The pension burden was one of the items that St. Lawrence County Treasurer Kevin Felt cited earlier this year as one of the most difficult problem areas for the county’s finances.
The difficulty in keeping up with the cost began in 2008, St. Lawrence County Treasurer Kevin Felt says, when the value of investments in the state-run pension fund, such as securities and real estate, took a big hit along with other investors in stock markets, and the national economy took a downward turn, so more money was required to keep the pot of money “fully funded.”
In the state’s fiscal year 2009, that fund dropped in value by 26.4 percent, “which amounted to 34 percent due to expected returns” that had been calculated in the formula but which did not materialize as the markets dropped, according to Eric Sumberg, spokesman for the state comptroller’s office.

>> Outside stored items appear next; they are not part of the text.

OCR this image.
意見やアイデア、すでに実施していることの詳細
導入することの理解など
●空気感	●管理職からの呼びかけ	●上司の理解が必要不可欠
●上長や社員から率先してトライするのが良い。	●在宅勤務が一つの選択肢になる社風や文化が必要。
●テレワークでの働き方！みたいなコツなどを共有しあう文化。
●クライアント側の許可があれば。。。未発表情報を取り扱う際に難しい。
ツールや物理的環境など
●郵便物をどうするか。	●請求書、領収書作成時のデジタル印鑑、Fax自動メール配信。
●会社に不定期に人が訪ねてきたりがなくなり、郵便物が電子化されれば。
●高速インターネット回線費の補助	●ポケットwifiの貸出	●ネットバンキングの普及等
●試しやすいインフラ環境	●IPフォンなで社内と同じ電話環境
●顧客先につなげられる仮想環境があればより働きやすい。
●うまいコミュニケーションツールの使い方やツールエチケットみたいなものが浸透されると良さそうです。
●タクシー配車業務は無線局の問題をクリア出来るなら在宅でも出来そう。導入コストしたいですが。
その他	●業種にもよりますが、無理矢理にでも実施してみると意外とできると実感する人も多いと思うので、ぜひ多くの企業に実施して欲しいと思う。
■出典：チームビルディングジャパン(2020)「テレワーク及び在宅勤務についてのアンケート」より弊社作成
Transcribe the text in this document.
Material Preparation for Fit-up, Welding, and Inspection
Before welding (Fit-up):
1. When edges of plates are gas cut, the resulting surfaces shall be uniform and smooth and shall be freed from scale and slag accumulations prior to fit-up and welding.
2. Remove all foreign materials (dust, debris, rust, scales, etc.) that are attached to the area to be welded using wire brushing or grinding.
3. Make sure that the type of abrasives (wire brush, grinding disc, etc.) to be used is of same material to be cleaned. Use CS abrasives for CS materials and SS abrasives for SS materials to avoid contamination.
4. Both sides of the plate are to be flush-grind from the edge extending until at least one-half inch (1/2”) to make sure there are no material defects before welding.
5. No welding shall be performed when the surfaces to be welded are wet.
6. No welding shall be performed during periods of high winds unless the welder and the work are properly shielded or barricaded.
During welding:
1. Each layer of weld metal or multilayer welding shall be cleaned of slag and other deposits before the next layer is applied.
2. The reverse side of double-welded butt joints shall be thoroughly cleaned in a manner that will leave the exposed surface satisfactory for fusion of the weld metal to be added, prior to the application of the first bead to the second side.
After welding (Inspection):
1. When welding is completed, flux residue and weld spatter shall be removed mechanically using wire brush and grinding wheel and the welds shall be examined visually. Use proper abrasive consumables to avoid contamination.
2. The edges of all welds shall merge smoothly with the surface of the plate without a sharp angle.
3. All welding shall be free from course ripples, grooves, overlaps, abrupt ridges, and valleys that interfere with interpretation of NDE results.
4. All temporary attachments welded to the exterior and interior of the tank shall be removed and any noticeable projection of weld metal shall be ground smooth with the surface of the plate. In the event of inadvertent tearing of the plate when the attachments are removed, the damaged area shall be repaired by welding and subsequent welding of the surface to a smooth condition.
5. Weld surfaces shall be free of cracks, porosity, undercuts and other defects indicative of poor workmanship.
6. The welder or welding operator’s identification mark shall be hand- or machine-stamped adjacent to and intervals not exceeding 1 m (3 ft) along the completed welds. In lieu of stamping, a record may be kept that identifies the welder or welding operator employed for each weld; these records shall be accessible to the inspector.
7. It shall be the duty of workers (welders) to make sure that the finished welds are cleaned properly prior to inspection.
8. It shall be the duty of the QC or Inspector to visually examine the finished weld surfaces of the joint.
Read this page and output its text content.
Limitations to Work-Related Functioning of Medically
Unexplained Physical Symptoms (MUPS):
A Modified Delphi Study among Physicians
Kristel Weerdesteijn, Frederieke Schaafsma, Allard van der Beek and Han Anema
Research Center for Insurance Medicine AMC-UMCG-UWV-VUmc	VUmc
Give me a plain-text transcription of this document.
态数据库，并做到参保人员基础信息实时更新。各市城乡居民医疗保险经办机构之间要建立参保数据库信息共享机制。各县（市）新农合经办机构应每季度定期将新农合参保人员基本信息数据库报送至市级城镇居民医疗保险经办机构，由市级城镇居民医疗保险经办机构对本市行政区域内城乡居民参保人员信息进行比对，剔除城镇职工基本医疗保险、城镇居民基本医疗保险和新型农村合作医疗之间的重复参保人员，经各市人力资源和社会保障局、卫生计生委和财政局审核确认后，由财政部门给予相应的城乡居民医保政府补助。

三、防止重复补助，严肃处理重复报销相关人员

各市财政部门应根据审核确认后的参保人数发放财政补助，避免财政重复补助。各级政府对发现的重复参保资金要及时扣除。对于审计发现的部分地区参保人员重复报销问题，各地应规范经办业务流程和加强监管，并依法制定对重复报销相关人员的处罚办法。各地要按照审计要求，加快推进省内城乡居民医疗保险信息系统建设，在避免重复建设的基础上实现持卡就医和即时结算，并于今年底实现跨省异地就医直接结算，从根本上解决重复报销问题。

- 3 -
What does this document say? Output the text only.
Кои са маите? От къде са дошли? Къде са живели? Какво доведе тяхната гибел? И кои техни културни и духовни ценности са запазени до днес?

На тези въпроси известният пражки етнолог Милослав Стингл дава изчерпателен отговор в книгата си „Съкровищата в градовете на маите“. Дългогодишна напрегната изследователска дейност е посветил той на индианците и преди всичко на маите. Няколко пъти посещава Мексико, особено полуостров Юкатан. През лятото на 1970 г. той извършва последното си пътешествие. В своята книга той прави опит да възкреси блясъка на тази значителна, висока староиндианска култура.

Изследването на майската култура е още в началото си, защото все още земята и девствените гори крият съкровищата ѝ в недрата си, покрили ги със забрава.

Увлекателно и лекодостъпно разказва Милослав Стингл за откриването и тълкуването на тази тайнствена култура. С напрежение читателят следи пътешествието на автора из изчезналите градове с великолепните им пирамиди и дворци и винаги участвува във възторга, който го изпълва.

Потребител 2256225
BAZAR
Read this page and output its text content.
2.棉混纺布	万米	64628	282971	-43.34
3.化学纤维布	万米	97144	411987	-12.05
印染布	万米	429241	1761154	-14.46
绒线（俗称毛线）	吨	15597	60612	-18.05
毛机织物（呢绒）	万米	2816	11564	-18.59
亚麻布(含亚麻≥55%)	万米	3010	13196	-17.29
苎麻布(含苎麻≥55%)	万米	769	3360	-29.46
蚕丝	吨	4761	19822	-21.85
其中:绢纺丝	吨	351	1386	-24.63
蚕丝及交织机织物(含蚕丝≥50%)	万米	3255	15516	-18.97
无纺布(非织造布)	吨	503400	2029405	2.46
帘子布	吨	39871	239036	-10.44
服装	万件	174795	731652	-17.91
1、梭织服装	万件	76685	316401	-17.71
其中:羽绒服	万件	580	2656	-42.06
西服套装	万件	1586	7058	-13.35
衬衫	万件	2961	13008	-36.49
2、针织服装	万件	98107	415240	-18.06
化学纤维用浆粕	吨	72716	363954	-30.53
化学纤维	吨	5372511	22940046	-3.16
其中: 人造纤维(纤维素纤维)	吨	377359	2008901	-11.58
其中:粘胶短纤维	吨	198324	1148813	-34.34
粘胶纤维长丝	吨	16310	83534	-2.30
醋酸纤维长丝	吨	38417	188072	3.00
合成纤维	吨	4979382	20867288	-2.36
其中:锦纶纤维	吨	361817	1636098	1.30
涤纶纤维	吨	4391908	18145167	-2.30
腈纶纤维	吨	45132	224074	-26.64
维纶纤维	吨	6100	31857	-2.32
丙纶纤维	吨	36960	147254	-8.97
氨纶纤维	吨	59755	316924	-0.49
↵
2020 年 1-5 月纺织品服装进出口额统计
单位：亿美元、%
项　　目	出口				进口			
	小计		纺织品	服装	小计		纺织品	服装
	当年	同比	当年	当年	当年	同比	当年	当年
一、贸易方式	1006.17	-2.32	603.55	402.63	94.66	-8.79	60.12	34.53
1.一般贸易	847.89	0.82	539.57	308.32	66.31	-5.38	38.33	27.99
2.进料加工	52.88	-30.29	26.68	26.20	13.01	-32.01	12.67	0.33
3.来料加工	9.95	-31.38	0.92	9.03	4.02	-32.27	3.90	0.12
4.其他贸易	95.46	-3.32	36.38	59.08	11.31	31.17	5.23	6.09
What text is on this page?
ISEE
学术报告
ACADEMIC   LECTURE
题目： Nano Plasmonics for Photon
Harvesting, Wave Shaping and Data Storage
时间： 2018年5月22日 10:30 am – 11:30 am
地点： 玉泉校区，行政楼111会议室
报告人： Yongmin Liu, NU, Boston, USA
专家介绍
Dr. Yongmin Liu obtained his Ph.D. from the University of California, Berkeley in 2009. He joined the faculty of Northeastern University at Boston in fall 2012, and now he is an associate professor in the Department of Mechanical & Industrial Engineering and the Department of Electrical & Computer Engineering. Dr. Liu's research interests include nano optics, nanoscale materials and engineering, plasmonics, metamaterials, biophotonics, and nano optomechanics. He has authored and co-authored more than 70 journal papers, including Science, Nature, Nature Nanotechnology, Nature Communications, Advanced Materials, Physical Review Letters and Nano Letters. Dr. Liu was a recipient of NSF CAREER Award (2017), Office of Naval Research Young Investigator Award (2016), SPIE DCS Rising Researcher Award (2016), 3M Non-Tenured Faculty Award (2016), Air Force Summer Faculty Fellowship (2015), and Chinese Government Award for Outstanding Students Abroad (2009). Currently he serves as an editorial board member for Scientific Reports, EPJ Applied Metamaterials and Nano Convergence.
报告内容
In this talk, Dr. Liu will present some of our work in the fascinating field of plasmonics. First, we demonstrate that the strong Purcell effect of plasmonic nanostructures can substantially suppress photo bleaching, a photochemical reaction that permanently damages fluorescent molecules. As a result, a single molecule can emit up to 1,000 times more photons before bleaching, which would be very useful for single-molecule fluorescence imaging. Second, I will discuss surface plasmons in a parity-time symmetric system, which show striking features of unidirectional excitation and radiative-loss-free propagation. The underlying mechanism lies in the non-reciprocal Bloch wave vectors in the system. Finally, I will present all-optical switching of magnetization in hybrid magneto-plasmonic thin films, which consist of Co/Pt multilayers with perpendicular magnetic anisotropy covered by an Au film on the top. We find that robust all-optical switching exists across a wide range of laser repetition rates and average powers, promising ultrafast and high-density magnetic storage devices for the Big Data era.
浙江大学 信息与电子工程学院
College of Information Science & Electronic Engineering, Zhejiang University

“That was the largest drop in the fund’s history. That is the primary driver for the increased costs” that municipalities have seen over the last few years, Sumberg said.
In some places, the cost of contributions was up 20 percent or more in a single year.
But “The New York State Common Retirement Fund’s strong gains over the last four years have mitigated some of the impact of the financial market collapse of 2008-2009,” DiNapoli said. “Strong investment performance, along with a revision in actuarial smoothing, has lowered the employer contribution rate for 2014-15.”
So, as County Treasurer Felt predicted last spring, “There could be a slight increase next year, maybe a percent, and then less in the next couple of years.”
According to the comptroller’s office, the average contribution rate for the Employee Retirement System (ERS) will decrease by 0.8 percent of payroll, from 20.9 percent to 20.1 percent.
Projections of required contributions will vary by employer depending on factors such as retirement plans, salaries and the distribution of their employees among the six public employee retirement tiers.
The employer contribution rates just announced will apply to each employer’s salary base during the period of April 1, 2014 through March 31, 2015.